Central to the spread of infections included an anonymous account on X, a now-deleted handle named @Joseph_Gordon16, that attempted to lure targets into clicking links that would install Predator malware. The Citizen Lab is tracking the threat actor under the name REPLYSPY.
“Predator spyware infections are managed via a web-based system which Intellexa terms the ‘Cyber Operation Platform,'” the international non-governmental organization said in a technical deep dive of the Predator framework.
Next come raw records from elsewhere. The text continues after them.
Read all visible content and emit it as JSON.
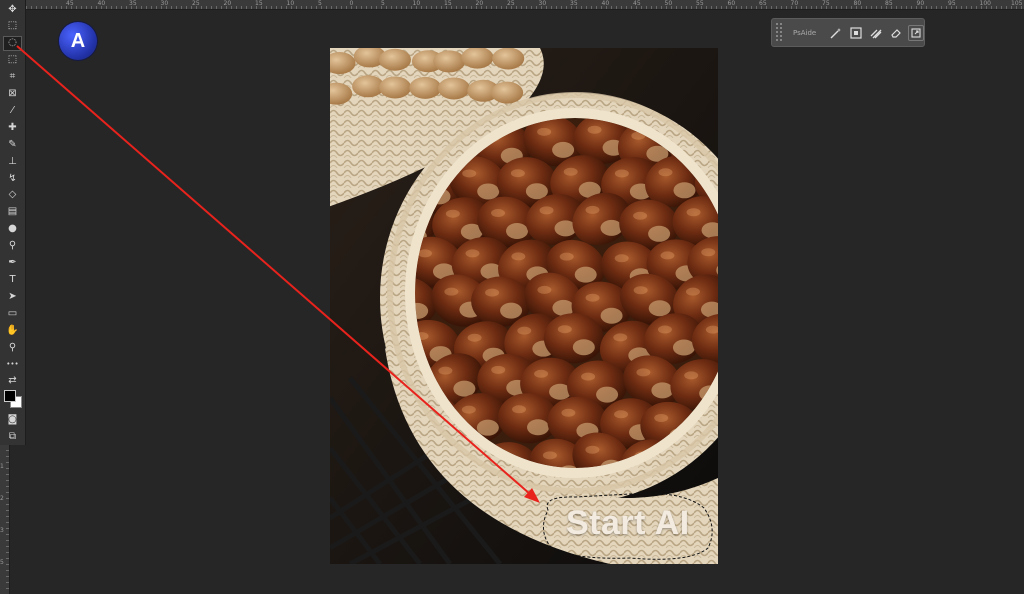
{
  "ruler": {
    "top_numbers": [
      "45",
      "40",
      "35",
      "30",
      "25",
      "20",
      "15",
      "10",
      "5",
      "0",
      "5",
      "10",
      "15",
      "20",
      "25",
      "30",
      "35",
      "40",
      "45",
      "50",
      "55",
      "60",
      "65",
      "70",
      "75",
      "80",
      "85",
      "90",
      "95",
      "100",
      "105"
    ],
    "left_numbers": [
      "1",
      "2",
      "3",
      "5"
    ]
  },
  "toolbar": {
    "tools": [
      {
        "name": "move-tool",
        "icon": "move-icon",
        "glyph": "✥"
      },
      {
        "name": "marquee-tool",
        "icon": "marquee-icon",
        "glyph": "⬚"
      },
      {
        "name": "lasso-tool",
        "icon": "lasso-icon",
        "glyph": "◌",
        "active": true
      },
      {
        "name": "object-select-tool",
        "icon": "object-select-icon",
        "glyph": "⬚"
      },
      {
        "name": "crop-tool",
        "icon": "crop-icon",
        "glyph": "⌗"
      },
      {
        "name": "frame-tool",
        "icon": "frame-icon",
        "glyph": "⊠"
      },
      {
        "name": "eyedropper-tool",
        "icon": "eyedropper-icon",
        "glyph": "⁄"
      },
      {
        "name": "healing-brush-tool",
        "icon": "healing-icon",
        "glyph": "✚"
      },
      {
        "name": "brush-tool",
        "icon": "brush-icon",
        "glyph": "✎"
      },
      {
        "name": "clone-stamp-tool",
        "icon": "stamp-icon",
        "glyph": "⊥"
      },
      {
        "name": "history-brush-tool",
        "icon": "history-brush-icon",
        "glyph": "↯"
      },
      {
        "name": "eraser-tool",
        "icon": "eraser-icon",
        "glyph": "◇"
      },
      {
        "name": "gradient-tool",
        "icon": "gradient-icon",
        "glyph": "▤"
      },
      {
        "name": "blur-tool",
        "icon": "blur-icon",
        "glyph": "●"
      },
      {
        "name": "dodge-tool",
        "icon": "dodge-icon",
        "glyph": "⚲"
      },
      {
        "name": "pen-tool",
        "icon": "pen-icon",
        "glyph": "✒"
      },
      {
        "name": "type-tool",
        "icon": "type-icon",
        "glyph": "T"
      },
      {
        "name": "path-selection-tool",
        "icon": "path-selection-icon",
        "glyph": "➤"
      },
      {
        "name": "rectangle-tool",
        "icon": "rectangle-icon",
        "glyph": "▭"
      },
      {
        "name": "hand-tool",
        "icon": "hand-icon",
        "glyph": "✋"
      },
      {
        "name": "zoom-tool",
        "icon": "zoom-icon",
        "glyph": "⚲"
      },
      {
        "name": "more-tools",
        "icon": "more-icon",
        "glyph": "•••"
      },
      {
        "name": "swap-colors",
        "icon": "swap-colors-icon",
        "glyph": "⇄"
      }
    ],
    "bottom_tools": [
      {
        "name": "quick-mask-tool",
        "icon": "quick-mask-icon",
        "glyph": "◙"
      },
      {
        "name": "screen-mode-tool",
        "icon": "screen-mode-icon",
        "glyph": "⧉"
      }
    ],
    "foreground_color": "#000000",
    "background_color": "#ffffff"
  },
  "logo": {
    "letter": "A",
    "icon": "app-logo-icon"
  },
  "plugin_panel": {
    "title": "PsAide",
    "buttons": [
      {
        "name": "magic-wand-button",
        "icon": "magic-wand-icon"
      },
      {
        "name": "select-subject-button",
        "icon": "select-subject-icon"
      },
      {
        "name": "stripes-button",
        "icon": "stripes-icon"
      },
      {
        "name": "eraser-button",
        "icon": "eraser-icon"
      },
      {
        "name": "expand-button",
        "icon": "expand-icon"
      }
    ]
  },
  "canvas": {
    "overlay_text": "Start AI"
  },
  "colors": {
    "annotation_arrow": "#e8221c",
    "workspace": "#262626"
  }
}
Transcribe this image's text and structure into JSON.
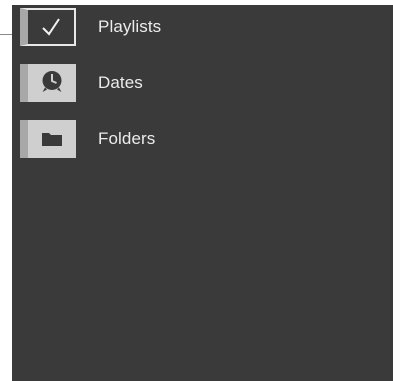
{
  "menu": {
    "items": [
      {
        "label": "Playlists",
        "icon": "checkmark-icon",
        "selected": true
      },
      {
        "label": "Dates",
        "icon": "clock-icon",
        "selected": false
      },
      {
        "label": "Folders",
        "icon": "folder-icon",
        "selected": false
      }
    ]
  },
  "colors": {
    "panel_bg": "#3a3a3a",
    "tile_bg": "#cfcfcf",
    "tile_edge": "#a8a8a8",
    "text": "#ececec",
    "icon_dark": "#3a3a3a"
  }
}
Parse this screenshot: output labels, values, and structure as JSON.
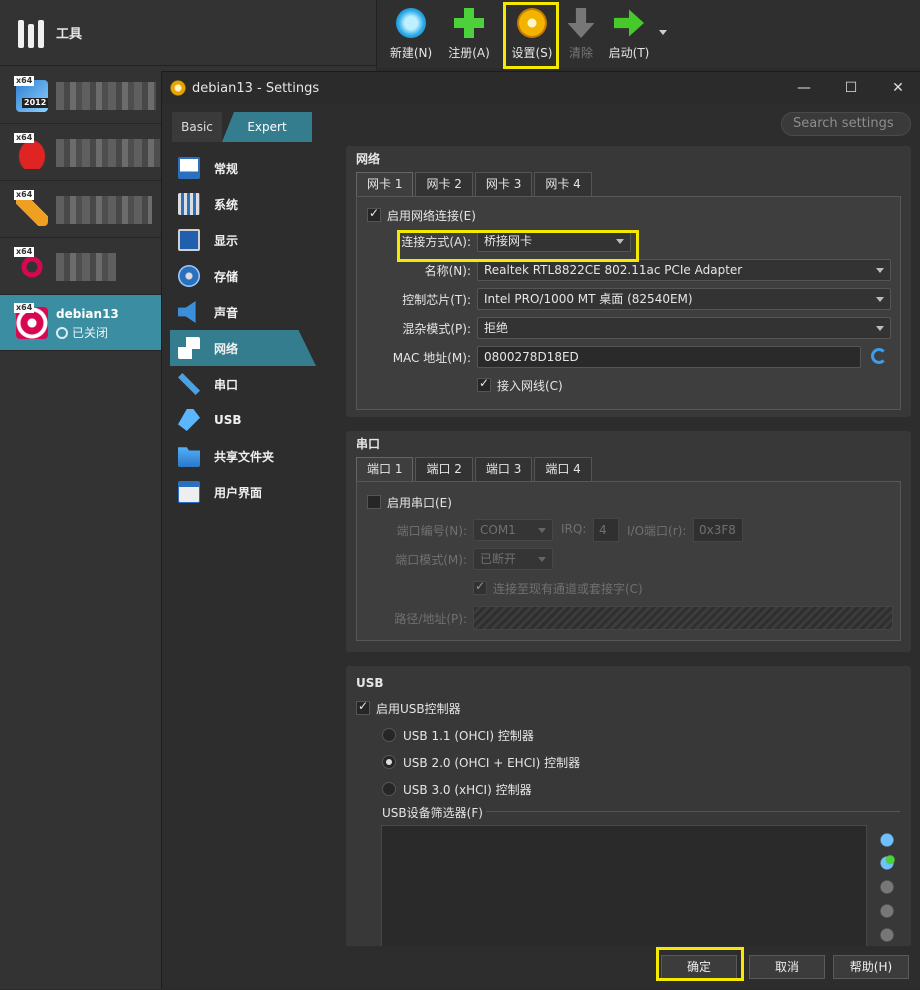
{
  "sidebar": {
    "tools_label": "工具",
    "vms": [
      {
        "badge": "x64",
        "extra": "2012"
      },
      {
        "badge": "x64"
      },
      {
        "badge": "x64"
      },
      {
        "badge": "x64"
      },
      {
        "badge": "x64",
        "name": "debian13",
        "state": "已关闭"
      }
    ]
  },
  "toolbar": {
    "new_label": "新建(N)",
    "register_label": "注册(A)",
    "settings_label": "设置(S)",
    "discard_label": "清除",
    "start_label": "启动(T)"
  },
  "dialog": {
    "title": "debian13 - Settings",
    "minimize": "—",
    "maximize": "☐",
    "close": "✕",
    "mode_basic": "Basic",
    "mode_expert": "Expert",
    "search_placeholder": "Search settings"
  },
  "nav": {
    "items": [
      {
        "label": "常规",
        "icon": "general-icon"
      },
      {
        "label": "系统",
        "icon": "system-icon"
      },
      {
        "label": "显示",
        "icon": "display-icon"
      },
      {
        "label": "存储",
        "icon": "storage-icon"
      },
      {
        "label": "声音",
        "icon": "audio-icon"
      },
      {
        "label": "网络",
        "icon": "network-icon",
        "active": true
      },
      {
        "label": "串口",
        "icon": "serial-icon"
      },
      {
        "label": "USB",
        "icon": "usb-icon"
      },
      {
        "label": "共享文件夹",
        "icon": "shared-folder-icon"
      },
      {
        "label": "用户界面",
        "icon": "user-interface-icon"
      }
    ]
  },
  "network": {
    "title": "网络",
    "tabs": [
      "网卡 1",
      "网卡 2",
      "网卡 3",
      "网卡 4"
    ],
    "enable_label": "启用网络连接(E)",
    "enable_checked": true,
    "attach_label": "连接方式(A):",
    "attach_value": "桥接网卡",
    "name_label": "名称(N):",
    "name_value": "Realtek RTL8822CE 802.11ac PCIe Adapter",
    "adapter_label": "控制芯片(T):",
    "adapter_value": "Intel PRO/1000 MT 桌面 (82540EM)",
    "promisc_label": "混杂模式(P):",
    "promisc_value": "拒绝",
    "mac_label": "MAC 地址(M):",
    "mac_value": "0800278D18ED",
    "cable_label": "接入网线(C)",
    "cable_checked": true
  },
  "serial": {
    "title": "串口",
    "tabs": [
      "端口 1",
      "端口 2",
      "端口 3",
      "端口 4"
    ],
    "enable_label": "启用串口(E)",
    "port_num_label": "端口编号(N):",
    "port_num_value": "COM1",
    "irq_label": "IRQ:",
    "irq_value": "4",
    "io_label": "I/O端口(r):",
    "io_value": "0x3F8",
    "mode_label": "端口模式(M):",
    "mode_value": "已断开",
    "connect_existing_label": "连接至现有通道或套接字(C)",
    "path_label": "路径/地址(P):"
  },
  "usb": {
    "title": "USB",
    "enable_label": "启用USB控制器",
    "enable_checked": true,
    "options": [
      {
        "label": "USB 1.1 (OHCI) 控制器",
        "selected": false
      },
      {
        "label": "USB 2.0 (OHCI + EHCI) 控制器",
        "selected": true
      },
      {
        "label": "USB 3.0 (xHCI) 控制器",
        "selected": false
      }
    ],
    "filters_label": "USB设备筛选器(F)"
  },
  "buttons": {
    "ok": "确定",
    "cancel": "取消",
    "help": "帮助(H)"
  },
  "colors": {
    "accent": "#337d8f",
    "highlight": "#f5e900",
    "selected_vm": "#3b8ea1"
  }
}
“Spyware operators can also use this interface to initiate attack attempts against a target phone, and if successful, to retrieve and access sensitive information including photos, location data, chat messages, and microphone recordings from the infected device.”
Some of the other products offered by Intellexa comprise Mars, a network injection system installed at mobile operator ISPs that silently redirects any unencrypted HTTP request from a smartphone to a Predator infection server, and Jupiter, an add-on for the Mars system that enables injection into encrypted HTTPS traffic, but only works with domestic websites hosted by a local ISP.
A recent report from Haaretz also detailed how commercial surveillance vendors are looking to weaponize the digital advertising ecosystem to target and infect mobile devices globally using ad networks.